A few years back I had a close friend who was a very experienced (10 years plus) sexual health educator at a respectable medium sized sexual health charity with government contracts, work in schools etc. I went to one of her sessions for university students, and was shocked by what happened. She began a discussion with all of us young adults about our experiences of childhood masturbation and said that any hang ups we had about sex began when we were not able to discuss masturbation openly with our parents years ago when we began masturbating.
My own mother had told me, aged 13 or 14, that masturbation was healthy and normal, so when my friend started down this line of thought, I assumed that was the sort of parental support my friend was saying we should all have received. But then my friend claimed that young children ought to be confident describing the details of their masturbatory practices to parents and teachers (‘I like to masturbate by…’) and that children should talk to family and other adults about the details of their orgasms (‘I had a great orgasm this morning mum’). One person in the group challenged my friend about this, but she humiliated him for being a prude. There was no mention of child safeguarding or of appropriate boundaries between children and adults.

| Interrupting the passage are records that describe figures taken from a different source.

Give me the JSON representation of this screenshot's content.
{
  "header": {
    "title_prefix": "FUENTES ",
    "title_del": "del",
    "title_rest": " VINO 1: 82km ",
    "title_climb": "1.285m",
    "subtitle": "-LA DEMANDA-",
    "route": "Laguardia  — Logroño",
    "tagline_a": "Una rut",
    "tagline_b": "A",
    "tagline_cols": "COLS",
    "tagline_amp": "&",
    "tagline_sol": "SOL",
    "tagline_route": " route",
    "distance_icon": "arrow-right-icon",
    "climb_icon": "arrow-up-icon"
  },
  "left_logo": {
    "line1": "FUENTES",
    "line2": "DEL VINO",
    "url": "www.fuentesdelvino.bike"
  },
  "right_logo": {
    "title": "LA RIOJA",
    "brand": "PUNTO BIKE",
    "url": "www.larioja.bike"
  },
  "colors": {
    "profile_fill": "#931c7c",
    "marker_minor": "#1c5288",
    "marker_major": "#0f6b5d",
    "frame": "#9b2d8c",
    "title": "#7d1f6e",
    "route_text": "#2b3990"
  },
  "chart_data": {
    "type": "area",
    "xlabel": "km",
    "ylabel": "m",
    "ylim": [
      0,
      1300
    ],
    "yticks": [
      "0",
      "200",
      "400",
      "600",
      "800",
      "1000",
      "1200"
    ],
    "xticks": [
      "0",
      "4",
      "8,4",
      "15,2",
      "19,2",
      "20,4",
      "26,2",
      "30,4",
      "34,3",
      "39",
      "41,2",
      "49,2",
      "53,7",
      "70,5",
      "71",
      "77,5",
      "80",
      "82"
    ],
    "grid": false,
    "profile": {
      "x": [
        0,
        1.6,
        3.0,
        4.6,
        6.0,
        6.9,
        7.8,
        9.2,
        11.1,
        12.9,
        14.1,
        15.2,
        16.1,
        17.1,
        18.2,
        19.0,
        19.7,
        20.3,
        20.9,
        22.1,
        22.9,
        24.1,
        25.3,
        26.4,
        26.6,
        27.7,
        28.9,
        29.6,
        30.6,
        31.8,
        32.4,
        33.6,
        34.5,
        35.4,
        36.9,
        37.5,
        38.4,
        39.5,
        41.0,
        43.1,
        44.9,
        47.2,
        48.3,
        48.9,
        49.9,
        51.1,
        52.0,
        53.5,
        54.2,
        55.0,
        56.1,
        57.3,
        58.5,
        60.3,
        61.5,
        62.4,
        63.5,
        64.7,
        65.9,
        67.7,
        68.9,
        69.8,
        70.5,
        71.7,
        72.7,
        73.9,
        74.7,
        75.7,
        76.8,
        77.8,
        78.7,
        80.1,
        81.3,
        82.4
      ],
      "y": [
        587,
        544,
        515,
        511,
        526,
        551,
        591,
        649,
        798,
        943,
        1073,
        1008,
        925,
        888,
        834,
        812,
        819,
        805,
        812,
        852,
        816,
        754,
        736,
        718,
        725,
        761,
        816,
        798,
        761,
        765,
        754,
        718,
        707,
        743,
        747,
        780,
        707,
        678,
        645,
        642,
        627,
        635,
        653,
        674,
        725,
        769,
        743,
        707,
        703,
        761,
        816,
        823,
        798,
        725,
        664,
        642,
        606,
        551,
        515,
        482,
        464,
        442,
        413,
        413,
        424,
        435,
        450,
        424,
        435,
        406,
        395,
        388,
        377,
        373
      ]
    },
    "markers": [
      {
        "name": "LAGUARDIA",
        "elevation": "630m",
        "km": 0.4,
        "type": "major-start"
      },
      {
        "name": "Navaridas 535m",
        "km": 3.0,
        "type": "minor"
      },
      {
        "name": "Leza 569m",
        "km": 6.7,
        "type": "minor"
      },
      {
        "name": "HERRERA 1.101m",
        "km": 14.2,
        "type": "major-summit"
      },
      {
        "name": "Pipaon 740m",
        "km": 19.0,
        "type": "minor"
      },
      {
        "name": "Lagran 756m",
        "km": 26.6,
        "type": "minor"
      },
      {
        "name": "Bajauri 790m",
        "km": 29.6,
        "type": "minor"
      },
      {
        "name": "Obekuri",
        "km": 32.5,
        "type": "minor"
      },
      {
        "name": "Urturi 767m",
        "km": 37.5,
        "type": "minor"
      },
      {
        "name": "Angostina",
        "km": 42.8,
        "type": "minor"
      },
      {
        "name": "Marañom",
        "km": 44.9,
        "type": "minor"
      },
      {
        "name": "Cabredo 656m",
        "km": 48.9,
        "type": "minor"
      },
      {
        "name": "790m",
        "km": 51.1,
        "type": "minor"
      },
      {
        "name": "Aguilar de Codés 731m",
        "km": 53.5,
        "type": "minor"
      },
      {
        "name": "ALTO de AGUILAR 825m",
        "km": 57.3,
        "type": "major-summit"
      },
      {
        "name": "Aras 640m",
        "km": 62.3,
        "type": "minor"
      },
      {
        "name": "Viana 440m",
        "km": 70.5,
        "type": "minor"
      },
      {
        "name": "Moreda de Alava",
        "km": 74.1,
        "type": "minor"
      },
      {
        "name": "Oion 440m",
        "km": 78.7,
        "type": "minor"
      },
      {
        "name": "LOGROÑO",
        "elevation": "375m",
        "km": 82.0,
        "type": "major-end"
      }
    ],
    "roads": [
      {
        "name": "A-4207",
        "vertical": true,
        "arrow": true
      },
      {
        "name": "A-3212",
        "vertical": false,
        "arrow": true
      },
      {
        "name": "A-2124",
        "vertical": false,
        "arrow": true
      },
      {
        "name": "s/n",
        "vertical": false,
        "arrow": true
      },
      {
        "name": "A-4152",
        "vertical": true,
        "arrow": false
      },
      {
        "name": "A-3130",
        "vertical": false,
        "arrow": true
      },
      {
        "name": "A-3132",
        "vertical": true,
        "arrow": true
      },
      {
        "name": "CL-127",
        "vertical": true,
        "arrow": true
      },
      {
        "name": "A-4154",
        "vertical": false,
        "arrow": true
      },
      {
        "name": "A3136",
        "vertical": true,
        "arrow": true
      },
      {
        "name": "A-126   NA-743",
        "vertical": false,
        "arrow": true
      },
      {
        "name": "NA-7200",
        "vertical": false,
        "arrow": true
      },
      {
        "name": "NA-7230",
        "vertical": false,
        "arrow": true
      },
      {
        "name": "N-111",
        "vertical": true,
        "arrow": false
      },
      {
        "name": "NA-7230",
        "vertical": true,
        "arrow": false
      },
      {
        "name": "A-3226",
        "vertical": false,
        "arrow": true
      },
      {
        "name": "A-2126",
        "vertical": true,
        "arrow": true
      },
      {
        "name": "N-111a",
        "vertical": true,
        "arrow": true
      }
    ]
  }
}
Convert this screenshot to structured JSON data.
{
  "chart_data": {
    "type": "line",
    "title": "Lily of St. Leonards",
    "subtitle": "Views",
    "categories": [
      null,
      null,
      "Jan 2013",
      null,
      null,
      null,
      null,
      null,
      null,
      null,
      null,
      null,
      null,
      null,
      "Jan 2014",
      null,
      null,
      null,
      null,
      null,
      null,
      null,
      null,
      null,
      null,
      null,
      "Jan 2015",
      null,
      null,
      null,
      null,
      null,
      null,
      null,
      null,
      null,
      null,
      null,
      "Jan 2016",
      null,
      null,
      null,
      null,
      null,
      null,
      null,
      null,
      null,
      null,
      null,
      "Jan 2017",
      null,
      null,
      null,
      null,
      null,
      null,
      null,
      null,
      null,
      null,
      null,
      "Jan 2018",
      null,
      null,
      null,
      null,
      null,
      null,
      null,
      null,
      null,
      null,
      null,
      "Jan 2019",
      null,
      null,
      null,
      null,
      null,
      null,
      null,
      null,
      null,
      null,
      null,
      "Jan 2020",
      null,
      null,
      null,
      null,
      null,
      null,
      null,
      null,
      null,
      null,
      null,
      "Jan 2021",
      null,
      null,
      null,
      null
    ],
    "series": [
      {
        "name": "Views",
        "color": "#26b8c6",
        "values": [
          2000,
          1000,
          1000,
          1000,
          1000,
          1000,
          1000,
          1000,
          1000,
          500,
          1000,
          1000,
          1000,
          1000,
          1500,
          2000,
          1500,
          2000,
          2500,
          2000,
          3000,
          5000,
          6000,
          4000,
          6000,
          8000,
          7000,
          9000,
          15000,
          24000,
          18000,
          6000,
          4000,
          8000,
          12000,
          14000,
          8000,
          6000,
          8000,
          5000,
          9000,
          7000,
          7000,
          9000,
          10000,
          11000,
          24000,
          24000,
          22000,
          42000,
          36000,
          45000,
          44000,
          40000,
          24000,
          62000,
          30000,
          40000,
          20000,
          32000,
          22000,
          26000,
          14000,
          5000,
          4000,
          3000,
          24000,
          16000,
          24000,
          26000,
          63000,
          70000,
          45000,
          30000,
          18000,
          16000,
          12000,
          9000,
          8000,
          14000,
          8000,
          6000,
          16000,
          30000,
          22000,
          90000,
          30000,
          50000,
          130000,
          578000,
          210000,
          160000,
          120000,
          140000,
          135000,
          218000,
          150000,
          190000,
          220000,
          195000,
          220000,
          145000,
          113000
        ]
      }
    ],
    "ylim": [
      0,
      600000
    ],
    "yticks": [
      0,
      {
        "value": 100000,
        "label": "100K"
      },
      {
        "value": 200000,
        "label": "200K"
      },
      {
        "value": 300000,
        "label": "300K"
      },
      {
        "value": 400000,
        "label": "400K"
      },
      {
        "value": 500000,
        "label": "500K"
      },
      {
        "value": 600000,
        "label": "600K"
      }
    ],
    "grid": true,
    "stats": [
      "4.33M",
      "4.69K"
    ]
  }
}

I don’t know if my former friend said the same things when she went into schools - presumably not, since she was invited back, though she often complained about how ‘conservative’ schools were. This session was talking to young adults about our memories of our childhoods. But her philosophy was that silence about any aspect of sex enabled abuse, that detailed discussion of sex was always beneficial, including between adults and children, and that emphasis on pleasure was the best way to prevent abuse and assault. I had no reason to think my friend had any inappropriate interest in children - she didn’t have much interest in them of any kind to my knowledge, and preferred working with adults. I knew many other staff at the charity, and so far as I could tell, they all had the same philosophy and the same approach to education. I had the impression that my ex-friend’s worldview represented the corporate view of the charity she worked for, though I don’t know if her colleagues shared her specific views on children talking to adults about masturbation.
I didn’t know who to complain to or what to do, and I wasn’t confident at that time in describing about what was wrong with what I had heard. This charity were the experts, so far as I knew. This wasn’t long ago though and I suspect that there are many such charities with a similar philosophy that goes unchallenged, regardless of the safeguarding implications.
I haven’t heard much comment on the Family Sex Show from the sexual health charities sector, and the School of Sexuality Education don’t seem to have disavowed the show, even though their own expertise is only with KS3+, and this show is aimed at young children. Basically I’m wondering whether there are quite a few people in this field who don’t understand safeguarding as they ought to, potentially enabling those with a nefarious agenda to operate in plain sight.
Maybe the government needs to look at toughening up safeguarding training for anyone offering any sexual health education to children in school or out of it? My understanding is that at the moment there’s actually no requirement for organisations offering SRE guest sessions in youth clubs, community centres or even schools to have done any safeguarding training, but hopefully a teacher can correct me.